Hymn 242. The Mysteries of Providence

Lord, how mysterious are thy ways!

How blind are we! how mean our praise!

Thy steps can mortal eyes explore?

’Tis ours, to wonder and adore.

Thy deep decrees from creature sight

Are hid in shades of awful night;

Amid the lines, with curious eye,

Not angel minds presume to pry.

Great God, I would not ask to see

What in futurity shall be;

If light and bliss attend my days,

Then let my future hours be praise.

Is darkness and distress my share?

Then let me trust thy guardian care;

Enough for me, if love divine,

At length through every cloud shall shine.

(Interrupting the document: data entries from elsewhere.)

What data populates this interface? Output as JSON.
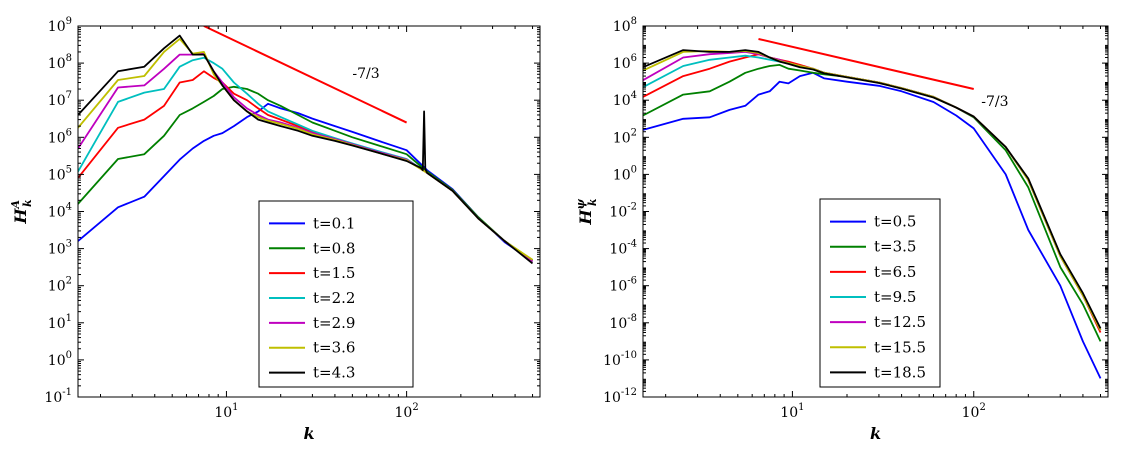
{
  "chart_data": [
    {
      "type": "line",
      "xscale": "log",
      "yscale": "log",
      "xlim": [
        1.5,
        550
      ],
      "ylim": [
        0.1,
        1000000000
      ],
      "xlabel": "k",
      "ylabel": "H",
      "ylabel_sup": "A",
      "ylabel_sub": "k",
      "x_ticks": [
        10,
        100
      ],
      "x_tick_labels": [
        {
          "base": "10",
          "exp": "1"
        },
        {
          "base": "10",
          "exp": "2"
        }
      ],
      "y_ticks": [
        0.1,
        1,
        10,
        100,
        1000,
        10000,
        100000,
        1000000,
        10000000,
        100000000,
        1000000000
      ],
      "y_tick_labels": [
        {
          "base": "10",
          "exp": "-1"
        },
        {
          "base": "10",
          "exp": "0"
        },
        {
          "base": "10",
          "exp": "1"
        },
        {
          "base": "10",
          "exp": "2"
        },
        {
          "base": "10",
          "exp": "3"
        },
        {
          "base": "10",
          "exp": "4"
        },
        {
          "base": "10",
          "exp": "5"
        },
        {
          "base": "10",
          "exp": "6"
        },
        {
          "base": "10",
          "exp": "7"
        },
        {
          "base": "10",
          "exp": "8"
        },
        {
          "base": "10",
          "exp": "9"
        }
      ],
      "legend_position": "lower-center",
      "series": [
        {
          "name": "t=0.1",
          "color": "#0000ff",
          "x": [
            1.5,
            2.5,
            3.5,
            4.5,
            5.5,
            6.5,
            7.5,
            8.5,
            9.5,
            11,
            13,
            15,
            17,
            20,
            25,
            30,
            40,
            50,
            70,
            100,
            130,
            180,
            250,
            350,
            500
          ],
          "y": [
            1600,
            13000,
            25000,
            90000,
            250000,
            500000,
            800000,
            1100000,
            1300000,
            2000000,
            3500000,
            5000000,
            8000000,
            6000000,
            4500000,
            3200000,
            2000000,
            1400000,
            800000,
            450000,
            130000,
            40000,
            7000,
            1500,
            450
          ]
        },
        {
          "name": "t=0.8",
          "color": "#008000",
          "x": [
            1.5,
            2.5,
            3.5,
            4.5,
            5.5,
            6.5,
            7.5,
            8.5,
            9.5,
            11,
            13,
            15,
            17,
            20,
            25,
            30,
            40,
            50,
            70,
            100,
            130,
            180,
            250,
            350,
            500
          ],
          "y": [
            16000,
            260000,
            350000,
            1100000,
            4000000,
            6000000,
            9000000,
            13000000,
            20000000,
            23000000,
            20000000,
            15000000,
            10000000,
            7000000,
            4000000,
            2500000,
            1500000,
            1000000,
            600000,
            350000,
            120000,
            38000,
            7000,
            1600,
            480
          ]
        },
        {
          "name": "t=1.5",
          "color": "#ff0000",
          "x": [
            1.5,
            2.5,
            3.5,
            4.5,
            5.5,
            6.5,
            7.5,
            8.5,
            9.5,
            11,
            13,
            15,
            17,
            20,
            25,
            30,
            40,
            50,
            70,
            100,
            130,
            180,
            250,
            350,
            500
          ],
          "y": [
            80000,
            1800000,
            3000000,
            7000000,
            30000000,
            35000000,
            60000000,
            40000000,
            30000000,
            15000000,
            10000000,
            6000000,
            4000000,
            3000000,
            2000000,
            1400000,
            900000,
            650000,
            400000,
            250000,
            110000,
            36000,
            6500,
            1600,
            450
          ]
        },
        {
          "name": "t=2.2",
          "color": "#00bfbf",
          "x": [
            1.5,
            2.5,
            3.5,
            4.5,
            5.5,
            6.5,
            7.5,
            8.5,
            9.5,
            11,
            13,
            15,
            17,
            20,
            25,
            30,
            40,
            50,
            70,
            100,
            130,
            180,
            250,
            350,
            500
          ],
          "y": [
            120000,
            9000000,
            16000000,
            20000000,
            80000000,
            120000000,
            140000000,
            100000000,
            70000000,
            30000000,
            15000000,
            8000000,
            5000000,
            3500000,
            2200000,
            1500000,
            950000,
            680000,
            420000,
            260000,
            110000,
            36000,
            6500,
            1600,
            450
          ]
        },
        {
          "name": "t=2.9",
          "color": "#bf00bf",
          "x": [
            1.5,
            2.5,
            3.5,
            4.5,
            5.5,
            6.5,
            7.5,
            8.5,
            9.5,
            11,
            13,
            15,
            17,
            20,
            25,
            30,
            40,
            50,
            70,
            100,
            130,
            180,
            250,
            350,
            500
          ],
          "y": [
            500000,
            22000000,
            25000000,
            70000000,
            170000000,
            170000000,
            180000000,
            60000000,
            30000000,
            12000000,
            6000000,
            4000000,
            3000000,
            2500000,
            1800000,
            1300000,
            900000,
            650000,
            400000,
            250000,
            110000,
            36000,
            6500,
            1600,
            450
          ]
        },
        {
          "name": "t=3.6",
          "color": "#bfbf00",
          "x": [
            1.5,
            2.5,
            3.5,
            4.5,
            5.5,
            6.5,
            7.5,
            8.5,
            9.5,
            11,
            13,
            15,
            17,
            20,
            25,
            30,
            40,
            50,
            70,
            100,
            130,
            180,
            250,
            350,
            500
          ],
          "y": [
            1800000,
            35000000,
            45000000,
            200000000,
            450000000,
            180000000,
            200000000,
            50000000,
            25000000,
            10000000,
            5000000,
            3500000,
            2800000,
            2300000,
            1700000,
            1200000,
            850000,
            620000,
            380000,
            240000,
            110000,
            36000,
            6500,
            1600,
            500
          ]
        },
        {
          "name": "t=4.3",
          "color": "#000000",
          "x": [
            1.5,
            2.5,
            3.5,
            4.5,
            5.5,
            6.5,
            7.5,
            8.5,
            9.5,
            11,
            13,
            15,
            17,
            20,
            25,
            30,
            40,
            50,
            70,
            100,
            120,
            123,
            125,
            127,
            130,
            180,
            250,
            350,
            500
          ],
          "y": [
            4000000,
            60000000,
            80000000,
            250000000,
            550000000,
            170000000,
            170000000,
            60000000,
            25000000,
            10000000,
            5000000,
            3000000,
            2500000,
            2000000,
            1500000,
            1100000,
            800000,
            600000,
            380000,
            230000,
            150000,
            130000,
            5000000,
            140000,
            110000,
            36000,
            6500,
            1600,
            400
          ]
        }
      ],
      "reference_line": {
        "color": "#ff0000",
        "x": [
          7.5,
          100
        ],
        "y": [
          1000000000,
          2500000
        ],
        "label": "-7/3",
        "label_x": 50,
        "label_y": 40000000
      }
    },
    {
      "type": "line",
      "xscale": "log",
      "yscale": "log",
      "xlim": [
        1.5,
        550
      ],
      "ylim": [
        1e-12,
        100000000
      ],
      "xlabel": "k",
      "ylabel": "H",
      "ylabel_sup": "ψ",
      "ylabel_sub": "k",
      "x_ticks": [
        10,
        100
      ],
      "x_tick_labels": [
        {
          "base": "10",
          "exp": "1"
        },
        {
          "base": "10",
          "exp": "2"
        }
      ],
      "y_ticks": [
        1e-12,
        1e-10,
        1e-08,
        1e-06,
        0.0001,
        0.01,
        1,
        100,
        10000,
        1000000,
        100000000
      ],
      "y_tick_labels": [
        {
          "base": "10",
          "exp": "-12"
        },
        {
          "base": "10",
          "exp": "-10"
        },
        {
          "base": "10",
          "exp": "-8"
        },
        {
          "base": "10",
          "exp": "-6"
        },
        {
          "base": "10",
          "exp": "-4"
        },
        {
          "base": "10",
          "exp": "-2"
        },
        {
          "base": "10",
          "exp": "0"
        },
        {
          "base": "10",
          "exp": "2"
        },
        {
          "base": "10",
          "exp": "4"
        },
        {
          "base": "10",
          "exp": "6"
        },
        {
          "base": "10",
          "exp": "8"
        }
      ],
      "legend_position": "lower-center",
      "series": [
        {
          "name": "t=0.5",
          "color": "#0000ff",
          "x": [
            1.5,
            2.5,
            3.5,
            4.5,
            5.5,
            6.5,
            7.5,
            8.5,
            9.5,
            11,
            13,
            15,
            20,
            30,
            40,
            60,
            80,
            100,
            150,
            200,
            300,
            400,
            500
          ],
          "y": [
            250,
            1000,
            1200,
            3000,
            5000,
            20000,
            30000,
            100000,
            80000,
            200000,
            300000,
            150000,
            100000,
            60000,
            30000,
            8000,
            1500,
            300,
            1,
            0.001,
            1e-06,
            1e-09,
            1e-11
          ]
        },
        {
          "name": "t=3.5",
          "color": "#008000",
          "x": [
            1.5,
            2.5,
            3.5,
            4.5,
            5.5,
            6.5,
            7.5,
            8.5,
            9.5,
            11,
            13,
            15,
            20,
            30,
            40,
            60,
            80,
            100,
            150,
            200,
            300,
            400,
            500
          ],
          "y": [
            1500,
            20000,
            30000,
            100000,
            300000,
            500000,
            700000,
            800000,
            500000,
            400000,
            300000,
            250000,
            180000,
            90000,
            45000,
            15000,
            4000,
            1200,
            20,
            0.2,
            1e-05,
            1e-07,
            1e-09
          ]
        },
        {
          "name": "t=6.5",
          "color": "#ff0000",
          "x": [
            1.5,
            2.5,
            3.5,
            4.5,
            5.5,
            6.5,
            7.5,
            8.5,
            9.5,
            11,
            13,
            15,
            20,
            30,
            40,
            60,
            80,
            100,
            150,
            200,
            300,
            400,
            500
          ],
          "y": [
            15000,
            200000,
            500000,
            1200000,
            2000000,
            3000000,
            2000000,
            1500000,
            1200000,
            800000,
            500000,
            300000,
            180000,
            90000,
            45000,
            15000,
            4000,
            1300,
            30,
            0.5,
            4e-05,
            3e-07,
            3e-09
          ]
        },
        {
          "name": "t=9.5",
          "color": "#00bfbf",
          "x": [
            1.5,
            2.5,
            3.5,
            4.5,
            5.5,
            6.5,
            7.5,
            8.5,
            9.5,
            11,
            13,
            15,
            20,
            30,
            40,
            60,
            80,
            100,
            150,
            200,
            300,
            400,
            500
          ],
          "y": [
            50000,
            700000,
            1500000,
            2000000,
            2500000,
            2000000,
            1500000,
            1200000,
            1000000,
            700000,
            500000,
            300000,
            180000,
            90000,
            45000,
            15000,
            4000,
            1300,
            30,
            0.5,
            4e-05,
            3e-07,
            4e-09
          ]
        },
        {
          "name": "t=12.5",
          "color": "#bf00bf",
          "x": [
            1.5,
            2.5,
            3.5,
            4.5,
            5.5,
            6.5,
            7.5,
            8.5,
            9.5,
            11,
            13,
            15,
            20,
            30,
            40,
            60,
            80,
            100,
            150,
            200,
            300,
            400,
            500
          ],
          "y": [
            120000,
            2000000,
            3000000,
            3500000,
            4000000,
            3000000,
            2000000,
            1500000,
            1000000,
            700000,
            500000,
            300000,
            180000,
            90000,
            45000,
            15000,
            4000,
            1300,
            30,
            0.5,
            4e-05,
            3e-07,
            4e-09
          ]
        },
        {
          "name": "t=15.5",
          "color": "#bfbf00",
          "x": [
            1.5,
            2.5,
            3.5,
            4.5,
            5.5,
            6.5,
            7.5,
            8.5,
            9.5,
            11,
            13,
            15,
            20,
            30,
            40,
            60,
            80,
            100,
            150,
            200,
            300,
            400,
            500
          ],
          "y": [
            400000,
            4000000,
            4500000,
            4000000,
            4500000,
            3500000,
            2000000,
            1300000,
            1000000,
            700000,
            500000,
            300000,
            180000,
            90000,
            45000,
            15000,
            4000,
            1300,
            30,
            0.5,
            4e-05,
            3e-07,
            4e-09
          ]
        },
        {
          "name": "t=18.5",
          "color": "#000000",
          "x": [
            1.5,
            2.5,
            3.5,
            4.5,
            5.5,
            6.5,
            7.5,
            8.5,
            9.5,
            11,
            13,
            15,
            20,
            30,
            40,
            60,
            80,
            100,
            150,
            200,
            300,
            400,
            500
          ],
          "y": [
            600000,
            5000000,
            4000000,
            4000000,
            5000000,
            4000000,
            2000000,
            1200000,
            900000,
            600000,
            450000,
            280000,
            170000,
            85000,
            42000,
            14000,
            4000,
            1300,
            30,
            0.6,
            5e-05,
            4e-07,
            5e-09
          ]
        }
      ],
      "reference_line": {
        "color": "#ff0000",
        "x": [
          6.5,
          100
        ],
        "y": [
          20000000,
          40000
        ],
        "label": "-7/3",
        "label_x": 110,
        "label_y": 5000
      }
    }
  ]
}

Yet this my soul desires to know,

Be this my only wish below,

“That Christ is mine!” – this great request

Grant, bounteous God, – and I am blest.

Collection of Hymns Adapted to Public Worship, no. 242 (all five stanzas); Poems, 1780, vol. 1, pp. 131-2; no MS copy. According to Julia Griffin, three poems are most likely missing from STE 3/1/1 between its no. 71 “Redemption by Christ Alone” (Poems, 1780, vol. 1, pp. 130-1) and its no. 75, ‘Desiring the Presence of God’ (Poems, 1780, vol. 1, pp. 136-7); these were almost certainly ‘The Mysteries of Providence’ and the next two poems printed in the 1780 Poems; see Nonconformist Women Writers, vol. 1, pp. 121-22.